Он понимал, что двигается, как всякий слепой, безотчетно, что в любую минуту он может очутиться перед врагами. Тогда смерть…
Он остановился, снова прислушался. Ветер накатывался лишь короткими, слабыми волнами, а потом и совсем утих. Вокруг была тишина, какой Макаров никогда не слышал. И когда он снова тронулся в слепой путь, листья снова загремели, как жесть.
«Итти, итти», внушал он себе, ощупывая деревья. Ноги его занемели от холода и потеряли чувствительность. Ощущалась попрежнему боль в бедре, в руках, когда они натыкались на колючую хвою или сучки, на лице, по которому хлестали упругие по-осеннему и твердые, как проволока, прутики.

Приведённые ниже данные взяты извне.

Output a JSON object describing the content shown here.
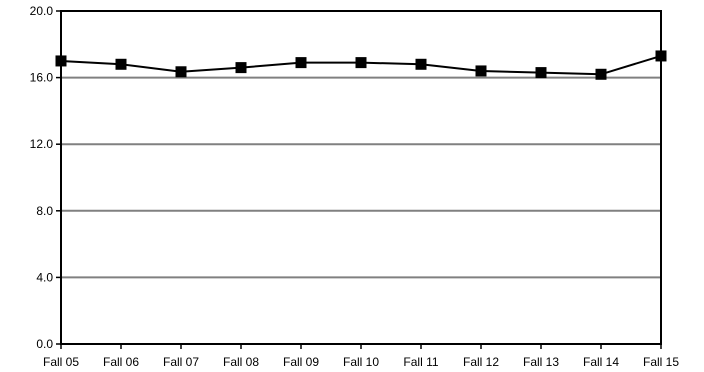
{
  "chart_data": {
    "type": "line",
    "categories": [
      "Fall 05",
      "Fall 06",
      "Fall 07",
      "Fall 08",
      "Fall 09",
      "Fall 10",
      "Fall 11",
      "Fall 12",
      "Fall 13",
      "Fall 14",
      "Fall 15"
    ],
    "series": [
      {
        "values": [
          17.0,
          16.8,
          16.35,
          16.6,
          16.9,
          16.9,
          16.8,
          16.4,
          16.3,
          16.2,
          17.3
        ]
      }
    ],
    "ylim": [
      0,
      20
    ],
    "yticks": [
      0.0,
      4.0,
      8.0,
      12.0,
      16.0,
      20.0
    ],
    "ytick_labels": [
      "0.0",
      "4.0",
      "8.0",
      "12.0",
      "16.0",
      "20.0"
    ],
    "title": "",
    "xlabel": "",
    "ylabel": "",
    "grid": true,
    "legend": "none",
    "colors": {
      "line": "#000000",
      "marker": "#000000",
      "grid": "#808080",
      "axis": "#000000"
    }
  }
}
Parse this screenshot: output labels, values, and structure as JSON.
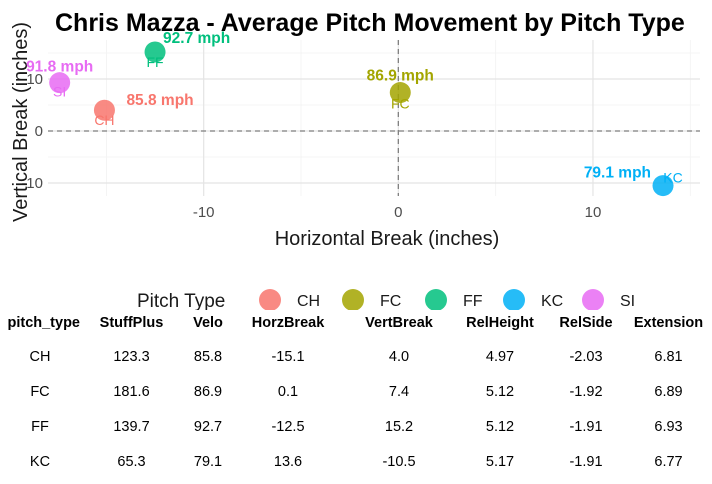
{
  "chart_data": {
    "type": "scatter",
    "title": "Chris Mazza - Average Pitch Movement by Pitch Type",
    "xlabel": "Horizontal Break (inches)",
    "ylabel": "Vertical Break (inches)",
    "xlim": [
      -18,
      15.5
    ],
    "ylim": [
      -12.5,
      17.5
    ],
    "xticks": [
      -10,
      0,
      10
    ],
    "yticks": [
      -10,
      0,
      10
    ],
    "grid": true,
    "reference_lines": {
      "x": 0,
      "y": 0
    },
    "legend_title": "Pitch Type",
    "legend_position": "bottom",
    "series": [
      {
        "name": "CH",
        "x": -15.1,
        "y": 4.0,
        "velo_label": "85.8 mph",
        "color": "#f8766d"
      },
      {
        "name": "FC",
        "x": 0.1,
        "y": 7.4,
        "velo_label": "86.9 mph",
        "color": "#a3a500"
      },
      {
        "name": "FF",
        "x": -12.5,
        "y": 15.2,
        "velo_label": "92.7 mph",
        "color": "#00bf7d"
      },
      {
        "name": "KC",
        "x": 13.6,
        "y": -10.5,
        "velo_label": "79.1 mph",
        "color": "#00b0f6"
      },
      {
        "name": "SI",
        "x": -17.4,
        "y": 9.3,
        "velo_label": "91.8 mph",
        "color": "#e76bf3"
      }
    ]
  },
  "table": {
    "columns": [
      "pitch_type",
      "StuffPlus",
      "Velo",
      "HorzBreak",
      "VertBreak",
      "RelHeight",
      "RelSide",
      "Extension"
    ],
    "rows": [
      [
        "CH",
        "123.3",
        "85.8",
        "-15.1",
        "4.0",
        "4.97",
        "-2.03",
        "6.81"
      ],
      [
        "FC",
        "181.6",
        "86.9",
        "0.1",
        "7.4",
        "5.12",
        "-1.92",
        "6.89"
      ],
      [
        "FF",
        "139.7",
        "92.7",
        "-12.5",
        "15.2",
        "5.12",
        "-1.91",
        "6.93"
      ],
      [
        "KC",
        "65.3",
        "79.1",
        "13.6",
        "-10.5",
        "5.17",
        "-1.91",
        "6.77"
      ]
    ]
  }
}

Макаров рассчитывал, что лес кончится, а в поле должна быть деревня. Там — люди, свои, советские. Они помогут…
«Надо итти, итти», убеждал он себя. Так он медленно, но упорно продолжал шагать, прикасаясь руками к деревьям. И вдруг он не нащупал вокруг себя толстых деревьев — большой лес окончился. Он вошел в кусты и понял, что это опушка.
Макаров не мог определить, сколько времени прошло с того момента, как он ослеп, но ему казалось, что ночь на исходе. Вернее, ему хотелось, чтобы это так было.

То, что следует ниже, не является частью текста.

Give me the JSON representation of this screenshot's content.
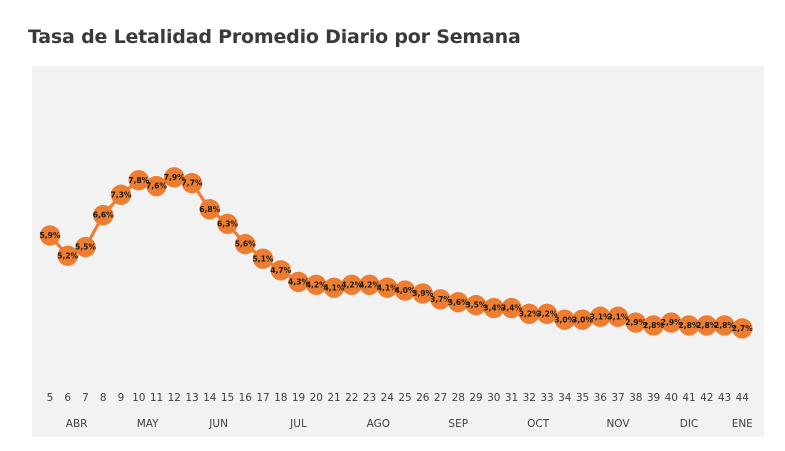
{
  "title": "Tasa de Letalidad Promedio Diario por Semana",
  "chart_data": {
    "type": "line",
    "title": "Tasa de Letalidad Promedio Diario por Semana",
    "xlabel": "",
    "ylabel": "",
    "x": [
      "5",
      "6",
      "7",
      "8",
      "9",
      "10",
      "11",
      "12",
      "13",
      "14",
      "15",
      "16",
      "17",
      "18",
      "19",
      "20",
      "21",
      "22",
      "23",
      "24",
      "25",
      "26",
      "27",
      "28",
      "29",
      "30",
      "31",
      "32",
      "33",
      "34",
      "35",
      "36",
      "37",
      "38",
      "39",
      "40",
      "41",
      "42",
      "43",
      "44"
    ],
    "values": [
      5.9,
      5.2,
      5.5,
      6.6,
      7.3,
      7.8,
      7.6,
      7.9,
      7.7,
      6.8,
      6.3,
      5.6,
      5.1,
      4.7,
      4.3,
      4.2,
      4.1,
      4.2,
      4.2,
      4.1,
      4.0,
      3.9,
      3.7,
      3.6,
      3.5,
      3.4,
      3.4,
      3.2,
      3.2,
      3.0,
      3.0,
      3.1,
      3.1,
      2.9,
      2.8,
      2.9,
      2.8,
      2.8,
      2.8,
      2.7
    ],
    "labels": [
      "5,9%",
      "5,2%",
      "5,5%",
      "6,6%",
      "7,3%",
      "7,8%",
      "7,6%",
      "7,9%",
      "7,7%",
      "6,8%",
      "6,3%",
      "5,6%",
      "5,1%",
      "4,7%",
      "4,3%",
      "4,2%",
      "4,1%",
      "4,2%",
      "4,2%",
      "4,1%",
      "4,0%",
      "3,9%",
      "3,7%",
      "3,6%",
      "3,5%",
      "3,4%",
      "3,4%",
      "3,2%",
      "3,2%",
      "3,0%",
      "3,0%",
      "3,1%",
      "3,1%",
      "2,9%",
      "2,8%",
      "2,9%",
      "2,8%",
      "2,8%",
      "2,8%",
      "2,7%"
    ],
    "months": [
      {
        "label": "ABR",
        "at": 6.5
      },
      {
        "label": "MAY",
        "at": 10.5
      },
      {
        "label": "JUN",
        "at": 14.5
      },
      {
        "label": "JUL",
        "at": 19
      },
      {
        "label": "AGO",
        "at": 23.5
      },
      {
        "label": "SEP",
        "at": 28
      },
      {
        "label": "OCT",
        "at": 32.5
      },
      {
        "label": "NOV",
        "at": 37
      },
      {
        "label": "DIC",
        "at": 41
      },
      {
        "label": "ENE",
        "at": 44
      }
    ],
    "ylim": [
      0,
      10
    ],
    "grid": false,
    "legend": "none",
    "colors": {
      "line": "#ED7D31",
      "marker": "#ED7D31",
      "label": "#1a1a1a",
      "plot_bg": "#F2F2F2"
    }
  }
}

Он присел на землю, поджал под себя ноги, чтобы согреть их. И то, что он вышел из лесу, как и рассчитывал, придало ему уверенность, что и дальше дело будет складываться в его пользу. В самом деле — он мог не успеть выброситься из горящего самолета, но выбросился, и парашют раскрылся; он мог погибнуть от пуль немецкого истребителя, но они не задели его; он мог сгореть в воздухе, но погасил пламя. За этот день он мог десять раз умереть, но он жив. И пока сильнее смерти.

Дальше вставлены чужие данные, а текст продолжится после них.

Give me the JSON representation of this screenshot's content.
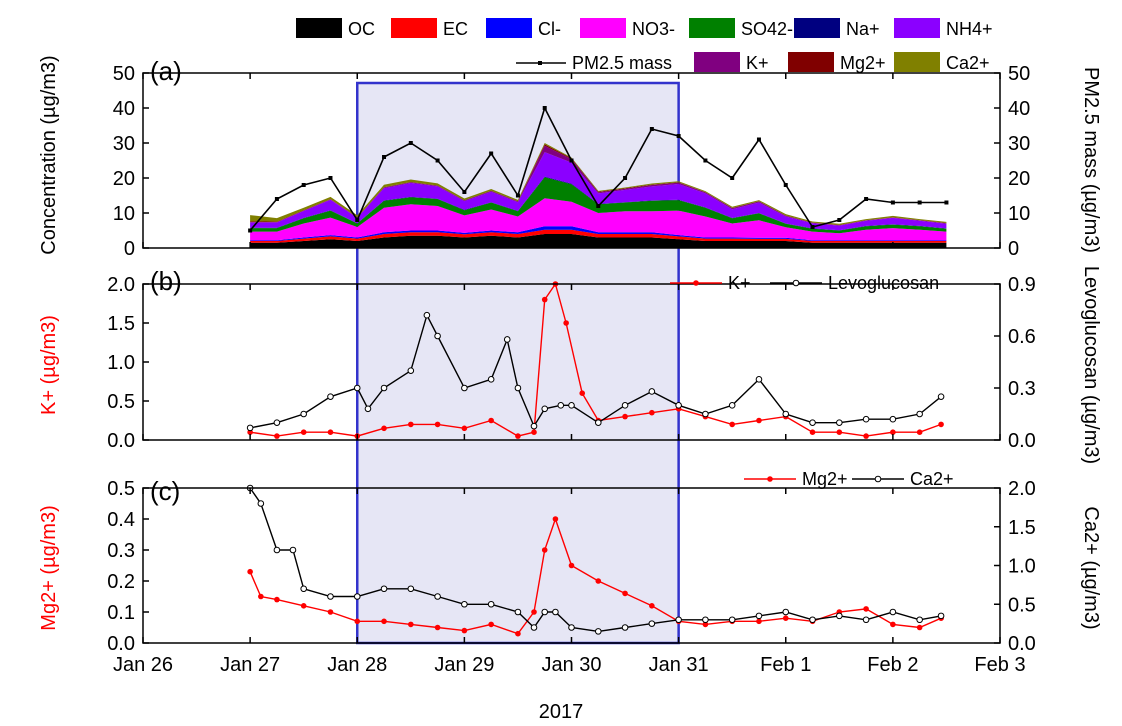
{
  "chart_data": [
    {
      "panel_label": "(a)",
      "type": "area",
      "stacked": true,
      "ylabel_left": "Concentration (µg/m3)",
      "ylabel_right": "PM2.5 mass (µg/m3)",
      "ylim": [
        0,
        50
      ],
      "yticks": [
        "0",
        "10",
        "20",
        "30",
        "40",
        "50"
      ],
      "colors": {
        "OC": "#000000",
        "EC": "#ff0000",
        "Cl": "#0000ff",
        "NO3": "#ff00ff",
        "SO4": "#008000",
        "Na": "#000080",
        "NH4": "#8b00ff",
        "K": "#800080",
        "Mg": "#800000",
        "Ca": "#808000",
        "PM25": "#000000"
      },
      "x_days": [
        27.0,
        27.25,
        27.5,
        27.75,
        28.0,
        28.25,
        28.5,
        28.75,
        29.0,
        29.25,
        29.5,
        29.75,
        30.0,
        30.25,
        30.5,
        30.75,
        31.0,
        31.25,
        31.5,
        31.75,
        32.0,
        32.25,
        32.5,
        32.75,
        33.0,
        33.25,
        33.5
      ],
      "series": [
        {
          "name": "OC",
          "values": [
            1.5,
            1.5,
            2.0,
            2.5,
            2.0,
            3.0,
            3.5,
            3.5,
            3.0,
            3.5,
            3.0,
            4.0,
            4.0,
            3.0,
            3.0,
            3.0,
            2.5,
            2.0,
            2.0,
            2.0,
            2.0,
            1.5,
            1.5,
            1.5,
            1.5,
            1.5,
            1.5
          ]
        },
        {
          "name": "EC",
          "values": [
            0.5,
            0.5,
            0.7,
            0.8,
            0.7,
            1.0,
            1.0,
            1.0,
            0.9,
            1.0,
            1.0,
            1.2,
            1.2,
            1.0,
            1.0,
            1.0,
            0.8,
            0.7,
            0.7,
            0.6,
            0.6,
            0.5,
            0.5,
            0.5,
            0.5,
            0.5,
            0.5
          ]
        },
        {
          "name": "Cl-",
          "values": [
            0.2,
            0.2,
            0.3,
            0.4,
            0.3,
            0.5,
            0.5,
            0.5,
            0.4,
            0.5,
            0.5,
            1.0,
            1.0,
            0.5,
            0.5,
            0.5,
            0.4,
            0.3,
            0.3,
            0.3,
            0.3,
            0.2,
            0.2,
            0.2,
            0.2,
            0.2,
            0.2
          ]
        },
        {
          "name": "NO3-",
          "values": [
            2.5,
            2.5,
            4.0,
            5.0,
            3.0,
            7.0,
            7.5,
            7.0,
            5.0,
            6.0,
            4.5,
            8.0,
            7.0,
            5.5,
            6.0,
            6.0,
            7.0,
            6.0,
            4.0,
            5.0,
            3.0,
            2.5,
            2.0,
            3.0,
            3.5,
            3.0,
            2.5
          ]
        },
        {
          "name": "SO42-",
          "values": [
            1.0,
            1.0,
            1.5,
            2.0,
            1.0,
            2.0,
            2.0,
            2.0,
            1.5,
            2.0,
            1.5,
            6.0,
            5.0,
            2.5,
            2.5,
            3.0,
            3.0,
            2.5,
            1.5,
            2.0,
            1.0,
            0.8,
            0.8,
            1.0,
            1.0,
            1.0,
            0.8
          ]
        },
        {
          "name": "Na+",
          "values": [
            0.1,
            0.1,
            0.1,
            0.1,
            0.1,
            0.1,
            0.1,
            0.1,
            0.1,
            0.1,
            0.1,
            0.2,
            0.2,
            0.1,
            0.1,
            0.1,
            0.1,
            0.1,
            0.1,
            0.1,
            0.1,
            0.1,
            0.1,
            0.1,
            0.1,
            0.1,
            0.1
          ]
        },
        {
          "name": "NH4+",
          "values": [
            1.5,
            1.5,
            2.0,
            3.0,
            1.5,
            3.5,
            4.0,
            3.5,
            2.5,
            3.0,
            2.5,
            7.0,
            6.0,
            3.0,
            3.5,
            4.0,
            4.5,
            4.0,
            2.5,
            3.0,
            2.0,
            1.5,
            1.3,
            1.5,
            1.8,
            1.5,
            1.3
          ]
        },
        {
          "name": "K+",
          "values": [
            0.1,
            0.1,
            0.1,
            0.1,
            0.1,
            0.2,
            0.2,
            0.2,
            0.2,
            0.2,
            0.2,
            1.8,
            1.0,
            0.3,
            0.3,
            0.4,
            0.4,
            0.3,
            0.3,
            0.3,
            0.2,
            0.1,
            0.1,
            0.1,
            0.1,
            0.1,
            0.2
          ]
        },
        {
          "name": "Mg2+",
          "values": [
            0.2,
            0.15,
            0.12,
            0.1,
            0.08,
            0.07,
            0.07,
            0.06,
            0.05,
            0.06,
            0.04,
            0.4,
            0.25,
            0.2,
            0.18,
            0.12,
            0.07,
            0.06,
            0.07,
            0.08,
            0.08,
            0.06,
            0.1,
            0.06,
            0.07,
            0.06,
            0.07
          ]
        },
        {
          "name": "Ca2+",
          "values": [
            1.8,
            1.0,
            0.7,
            0.6,
            0.6,
            0.7,
            0.7,
            0.6,
            0.5,
            0.5,
            0.4,
            0.4,
            0.2,
            0.2,
            0.2,
            0.3,
            0.3,
            0.3,
            0.3,
            0.3,
            0.4,
            0.3,
            0.3,
            0.3,
            0.4,
            0.3,
            0.3
          ]
        }
      ],
      "line_series": {
        "name": "PM2.5 mass",
        "values": [
          5.0,
          14.0,
          18.0,
          20.0,
          8.0,
          26.0,
          30.0,
          25.0,
          16.0,
          27.0,
          15.0,
          40.0,
          25.0,
          12.0,
          20.0,
          34.0,
          32.0,
          25.0,
          20.0,
          31.0,
          18.0,
          6.0,
          8.0,
          14.0,
          13.0,
          13.0,
          13.0
        ]
      },
      "legend": {
        "row1": [
          "OC",
          "EC",
          "Cl-",
          "NO3-",
          "SO42-",
          "Na+",
          "NH4+"
        ],
        "row2": [
          "PM2.5 mass",
          "K+",
          "Mg2+",
          "Ca2+"
        ]
      }
    },
    {
      "panel_label": "(b)",
      "type": "line",
      "ylabel_left": "K+ (µg/m3)",
      "ylabel_right": "Levoglucosan (µg/m3)",
      "ylim_left": [
        0,
        2.0
      ],
      "ylim_right": [
        0,
        0.9
      ],
      "yticks_left": [
        "0.0",
        "0.5",
        "1.0",
        "1.5",
        "2.0"
      ],
      "yticks_right": [
        "0.0",
        "0.3",
        "0.6",
        "0.9"
      ],
      "series": [
        {
          "name": "K+",
          "axis": "left",
          "color": "#ff0000",
          "x": [
            27.0,
            27.25,
            27.5,
            27.75,
            28.0,
            28.25,
            28.5,
            28.75,
            29.0,
            29.25,
            29.5,
            29.65,
            29.75,
            29.85,
            29.95,
            30.1,
            30.25,
            30.5,
            30.75,
            31.0,
            31.25,
            31.5,
            31.75,
            32.0,
            32.25,
            32.5,
            32.75,
            33.0,
            33.25,
            33.45
          ],
          "values": [
            0.1,
            0.05,
            0.1,
            0.1,
            0.05,
            0.15,
            0.2,
            0.2,
            0.15,
            0.25,
            0.05,
            0.1,
            1.8,
            2.0,
            1.5,
            0.6,
            0.25,
            0.3,
            0.35,
            0.4,
            0.3,
            0.2,
            0.25,
            0.3,
            0.1,
            0.1,
            0.05,
            0.1,
            0.1,
            0.2
          ]
        },
        {
          "name": "Levoglucosan",
          "axis": "right",
          "color": "#000000",
          "x": [
            27.0,
            27.25,
            27.5,
            27.75,
            28.0,
            28.1,
            28.25,
            28.5,
            28.65,
            28.75,
            29.0,
            29.25,
            29.4,
            29.5,
            29.65,
            29.75,
            29.9,
            30.0,
            30.25,
            30.5,
            30.75,
            31.0,
            31.25,
            31.5,
            31.75,
            32.0,
            32.25,
            32.5,
            32.75,
            33.0,
            33.25,
            33.45
          ],
          "values": [
            0.07,
            0.1,
            0.15,
            0.25,
            0.3,
            0.18,
            0.3,
            0.4,
            0.72,
            0.6,
            0.3,
            0.35,
            0.58,
            0.3,
            0.08,
            0.18,
            0.2,
            0.2,
            0.1,
            0.2,
            0.28,
            0.2,
            0.15,
            0.2,
            0.35,
            0.15,
            0.1,
            0.1,
            0.12,
            0.12,
            0.15,
            0.25
          ]
        }
      ]
    },
    {
      "panel_label": "(c)",
      "type": "line",
      "xlabel": "2017",
      "ylabel_left": "Mg2+ (µg/m3)",
      "ylabel_right": "Ca2+ (µg/m3)",
      "ylim_left": [
        0,
        0.5
      ],
      "ylim_right": [
        0,
        2.0
      ],
      "yticks_left": [
        "0.0",
        "0.1",
        "0.2",
        "0.3",
        "0.4",
        "0.5"
      ],
      "yticks_right": [
        "0.0",
        "0.5",
        "1.0",
        "1.5",
        "2.0"
      ],
      "series": [
        {
          "name": "Mg2+",
          "axis": "left",
          "color": "#ff0000",
          "x": [
            27.0,
            27.1,
            27.25,
            27.5,
            27.75,
            28.0,
            28.25,
            28.5,
            28.75,
            29.0,
            29.25,
            29.5,
            29.65,
            29.75,
            29.85,
            30.0,
            30.25,
            30.5,
            30.75,
            31.0,
            31.25,
            31.5,
            31.75,
            32.0,
            32.25,
            32.5,
            32.75,
            33.0,
            33.25,
            33.45
          ],
          "values": [
            0.23,
            0.15,
            0.14,
            0.12,
            0.1,
            0.07,
            0.07,
            0.06,
            0.05,
            0.04,
            0.06,
            0.03,
            0.1,
            0.3,
            0.4,
            0.25,
            0.2,
            0.16,
            0.12,
            0.07,
            0.06,
            0.07,
            0.07,
            0.08,
            0.07,
            0.1,
            0.11,
            0.06,
            0.05,
            0.08
          ]
        },
        {
          "name": "Ca2+",
          "axis": "right",
          "color": "#000000",
          "x": [
            27.0,
            27.1,
            27.25,
            27.4,
            27.5,
            27.75,
            28.0,
            28.25,
            28.5,
            28.75,
            29.0,
            29.25,
            29.5,
            29.65,
            29.75,
            29.85,
            30.0,
            30.25,
            30.5,
            30.75,
            31.0,
            31.25,
            31.5,
            31.75,
            32.0,
            32.25,
            32.5,
            32.75,
            33.0,
            33.25,
            33.45
          ],
          "values": [
            2.0,
            1.8,
            1.2,
            1.2,
            0.7,
            0.6,
            0.6,
            0.7,
            0.7,
            0.6,
            0.5,
            0.5,
            0.4,
            0.2,
            0.4,
            0.4,
            0.2,
            0.15,
            0.2,
            0.25,
            0.3,
            0.3,
            0.3,
            0.35,
            0.4,
            0.3,
            0.35,
            0.3,
            0.4,
            0.3,
            0.35
          ]
        }
      ]
    }
  ],
  "x_axis": {
    "range": [
      26,
      34
    ],
    "ticks": [
      {
        "x": 26,
        "label": "Jan 26"
      },
      {
        "x": 27,
        "label": "Jan 27"
      },
      {
        "x": 28,
        "label": "Jan 28"
      },
      {
        "x": 29,
        "label": "Jan 29"
      },
      {
        "x": 30,
        "label": "Jan 30"
      },
      {
        "x": 31,
        "label": "Jan 31"
      },
      {
        "x": 32,
        "label": "Feb 1"
      },
      {
        "x": 33,
        "label": "Feb 2"
      },
      {
        "x": 34,
        "label": "Feb 3"
      }
    ],
    "xlabel": "2017"
  },
  "highlight": {
    "x_start": 28,
    "x_end": 31,
    "fill": "#e6e6f5",
    "stroke": "#3333cc"
  }
}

Вот он сидит на мерзлой земле, раздетый, босой, обожженный, слепой, с руками, покрытыми водянистыми пузырями, губы его покрылись кровоточащей коркой, он не может итти, потому что; в бедре нестерпимая боль, но сила жизни велика в этом человеке, и он ползет…
Макаров полз, опираясь на руки, помогая им одной ногой, а другая волочилась, вызывая боль при каждом толчке вперед. Он быстро устал и, вытянувшись во весь рост, приник к земле. Казалось, была израсходована последняя капля энергии.